Stability Through Repression
What mainstream media consumers will find almost nowhere (perhaps literally nowhere) is a detailed analysis of how US-UK support for Mubarak fits with a pattern of US-UK support for dictators across the world over many decades, indeed centuries. A US Department of State memorandum of March 15, 1946, commented:
‘The position of the rulers of the Persian Gulf might be thought of as that of independence, regulated, supervised and defined’ by the British government. (Quoted, Mark Curtis, The Ambiguities of Power, Zed Books, 1995, p.22)
Five years later, a State Department memo gave an idea of how the British defined ‘independence’ in the region:
‘North Africa enjoys stability, even though stability is obtained largely through repression.’ (Curtis, ibid., p.31)
In January 1956, the Foreign Office noted that Egyptian nationalist leader Gamal Abdel Nasser was ‘avowedly anti-communist’ but was ‘unfortunately… strongly neutralist’. (Curtis, ibid., p.96)
Winston Churchill regarded it as outrageous that, thanks to Nasser, Britain could no longer dictate terms. Churchill urged prime minister Anthony Eden to tell the Egyptians ‘that if we had any more of their cheek we will set the Jews on them and drive them into the gutter from which they should never have emerged’. (Quoted, John Newsinger, The Blood Never Dried, Bookmarks, 2006, p.172)

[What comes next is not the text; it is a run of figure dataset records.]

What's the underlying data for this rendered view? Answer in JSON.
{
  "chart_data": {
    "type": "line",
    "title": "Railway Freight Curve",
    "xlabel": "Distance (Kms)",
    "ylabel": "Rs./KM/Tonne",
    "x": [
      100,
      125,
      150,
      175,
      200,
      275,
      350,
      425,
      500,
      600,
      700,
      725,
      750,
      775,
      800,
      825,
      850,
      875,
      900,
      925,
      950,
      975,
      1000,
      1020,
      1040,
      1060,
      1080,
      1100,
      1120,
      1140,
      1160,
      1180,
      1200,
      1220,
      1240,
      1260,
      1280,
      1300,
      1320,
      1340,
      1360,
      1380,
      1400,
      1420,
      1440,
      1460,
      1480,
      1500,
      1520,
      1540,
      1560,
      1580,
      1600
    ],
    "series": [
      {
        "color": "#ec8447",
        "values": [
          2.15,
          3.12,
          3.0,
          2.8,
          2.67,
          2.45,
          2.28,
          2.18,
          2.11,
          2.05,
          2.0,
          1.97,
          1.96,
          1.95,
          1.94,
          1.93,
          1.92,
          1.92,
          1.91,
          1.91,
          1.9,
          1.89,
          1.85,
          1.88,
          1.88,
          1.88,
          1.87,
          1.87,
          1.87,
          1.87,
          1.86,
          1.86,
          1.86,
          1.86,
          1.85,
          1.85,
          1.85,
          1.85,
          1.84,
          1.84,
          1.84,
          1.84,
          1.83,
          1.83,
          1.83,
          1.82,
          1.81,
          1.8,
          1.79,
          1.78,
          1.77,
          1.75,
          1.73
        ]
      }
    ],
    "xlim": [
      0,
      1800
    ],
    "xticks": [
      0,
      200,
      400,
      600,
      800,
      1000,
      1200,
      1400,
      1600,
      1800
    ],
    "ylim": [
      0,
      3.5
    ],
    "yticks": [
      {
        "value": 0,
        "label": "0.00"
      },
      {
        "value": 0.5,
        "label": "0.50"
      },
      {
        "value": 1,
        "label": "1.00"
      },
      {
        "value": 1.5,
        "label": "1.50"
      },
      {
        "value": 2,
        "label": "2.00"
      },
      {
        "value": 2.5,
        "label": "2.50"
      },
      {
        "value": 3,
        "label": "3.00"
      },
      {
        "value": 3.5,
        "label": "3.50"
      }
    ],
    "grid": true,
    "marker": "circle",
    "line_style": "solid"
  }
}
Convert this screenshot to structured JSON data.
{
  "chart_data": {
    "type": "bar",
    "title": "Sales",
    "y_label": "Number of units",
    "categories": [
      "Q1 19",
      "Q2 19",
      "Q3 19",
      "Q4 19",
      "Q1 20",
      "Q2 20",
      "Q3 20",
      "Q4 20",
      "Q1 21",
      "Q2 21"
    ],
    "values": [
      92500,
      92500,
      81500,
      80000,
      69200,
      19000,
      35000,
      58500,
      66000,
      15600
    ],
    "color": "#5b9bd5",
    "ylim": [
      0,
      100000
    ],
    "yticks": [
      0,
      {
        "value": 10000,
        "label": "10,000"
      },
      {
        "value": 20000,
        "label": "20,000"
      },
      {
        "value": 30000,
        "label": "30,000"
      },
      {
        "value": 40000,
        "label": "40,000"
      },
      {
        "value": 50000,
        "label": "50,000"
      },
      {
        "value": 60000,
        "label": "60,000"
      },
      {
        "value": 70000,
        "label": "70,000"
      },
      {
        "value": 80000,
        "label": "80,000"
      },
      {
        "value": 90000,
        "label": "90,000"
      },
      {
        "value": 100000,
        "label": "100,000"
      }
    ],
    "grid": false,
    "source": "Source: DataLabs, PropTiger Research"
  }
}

Anthony Nutting, a junior minister at the Foreign Office, recommended a restrained response to Nasser. In reply, Eden made his feelings clear:
‘I want him destroyed, can’t you understand? I want him murdered, and if you and the Foreign Office don’t agree, then you’d better come to the cabinet and explain why.’
When Nutting pointed out that they had no alternative government to replace Nasser, Eden replied: ‘I don’t give a damn if there’s anarchy and chaos in Egypt.’ (Newsinger, ibid., pp. 173-174)
And there is, of course, next to no mention in the media of how this long history of support for repression is rooted in the needs of Western realpolitik, itself rooted in the need of Western corporations for control of human and natural resources. The trend is so striking, so obvious even from released government documents, and makes complete logical sense. But on some level, mostly beneath conscious awareness, journalists understand that this is not a fit topic for discussion within the corporate media. Some of our society’s interior décor can be challenged, but the fundamental design and foundations of the building are presumably just fine. To say otherwise would be honest but ‘biased’ journalism, and ‘neutrality’ comes first (in fact, that’s a big reason why 'neutrality' comes first).
And so the real story goes unreported: if Egypt’s freedom fighters succeed in ousting Mubarak, far deadlier predators will be lying in wait for them. Us!